KIGALI - If Parliament approves the latest proposal in the penal code, survivors of suicide attempts will no longer have to endure the wrath of the law.
The current penal code criminalises attempted suicide and the amendment proposal passed by the parliament recently had retained the same clause.
Article 162 of the penal code indicates that any person who tries to commit suicide, shall be liable to an imprisonment term of between two to five years.
The same article, however, sets jail terms for anyone who incites or help others to commit suicide or provoke someone to suicide by causing them unbearable trouble.
The draft penal code, in its article 605, also sets a jail term for whoever is found guilty of begging.
“Any person found guilty of begging shall be liable to a term of imprisonment of eight days to six months…Any beggar who, uses threats, enters a dwelling or its compound without the consent of the owner, pretends to be ill or disabled or adopts behaviour that reduces him her to a pitiful state shall be liable to imprisonment for six months to one year,” reads article 605.
The article sparked off a heated debate among senators who were reviewing the penal code, with one side claiming that beggars should not be punished.

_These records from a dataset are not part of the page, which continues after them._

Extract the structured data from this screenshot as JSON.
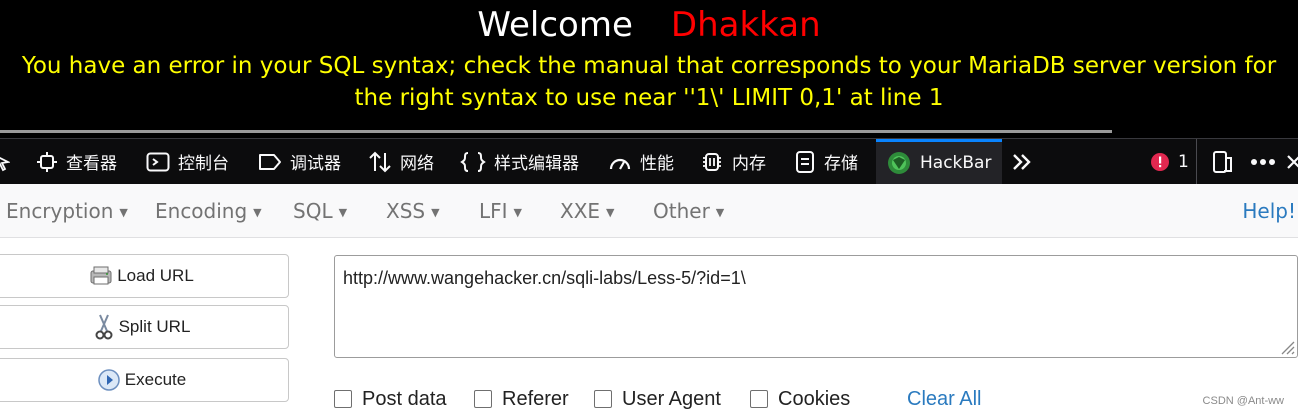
{
  "page": {
    "welcome": "Welcome",
    "username": "Dhakkan",
    "error_message": "You have an error in your SQL syntax; check the manual that corresponds to your MariaDB server version for the right syntax to use near ''1\\' LIMIT 0,1' at line 1"
  },
  "devtools": {
    "tabs": [
      {
        "label": "查看器",
        "icon": "inspector-icon"
      },
      {
        "label": "控制台",
        "icon": "console-icon"
      },
      {
        "label": "调试器",
        "icon": "debugger-icon"
      },
      {
        "label": "网络",
        "icon": "network-icon"
      },
      {
        "label": "样式编辑器",
        "icon": "style-editor-icon"
      },
      {
        "label": "性能",
        "icon": "performance-icon"
      },
      {
        "label": "内存",
        "icon": "memory-icon"
      },
      {
        "label": "存储",
        "icon": "storage-icon"
      },
      {
        "label": "HackBar",
        "icon": "hackbar-icon",
        "active": true
      }
    ],
    "error_count": "1",
    "colors": {
      "background": "#0c0c0d",
      "active_tab": "#0a84ff",
      "error": "#e22850"
    }
  },
  "hackbar": {
    "menu": [
      "Encryption",
      "Encoding",
      "SQL",
      "XSS",
      "LFI",
      "XXE",
      "Other"
    ],
    "help": "Help!",
    "buttons": {
      "load_url": "Load URL",
      "split_url": "Split URL",
      "execute": "Execute"
    },
    "url_value": "http://www.wangehacker.cn/sqli-labs/Less-5/?id=1\\",
    "options": [
      {
        "label": "Post data",
        "checked": false
      },
      {
        "label": "Referer",
        "checked": false
      },
      {
        "label": "User Agent",
        "checked": false
      },
      {
        "label": "Cookies",
        "checked": false
      }
    ],
    "clear_all": "Clear All"
  },
  "watermark": "CSDN @Ant-ww"
}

Senators later agreed to retain the jail term for begging and requested judicial officers to re-draft it.
Despite requests from activists, senators intend to retain jail sentences for abortion and prostitution.
Previously, several activist groups had petitioned Parliament requesting that the lawmakers decriminalise abortion and prostitution but the requests fell to deaf ears.
In a new twist, the ongoing amendments on the penal code have significantly cut down the jail sentences on some crimes with an intention to reduce the number of people sent to prison.
People charged with minor offenses will now serve their sentence by doing community work or paying fines.
“Sending a criminal to jail may not necessarily change him, actually some people commit crimes with an intention to making a profit out of their wrong deed, that’s why they have to pay back in one way or the other,” said Senator Marie Mukantabana, who is also the vice president of the Senate.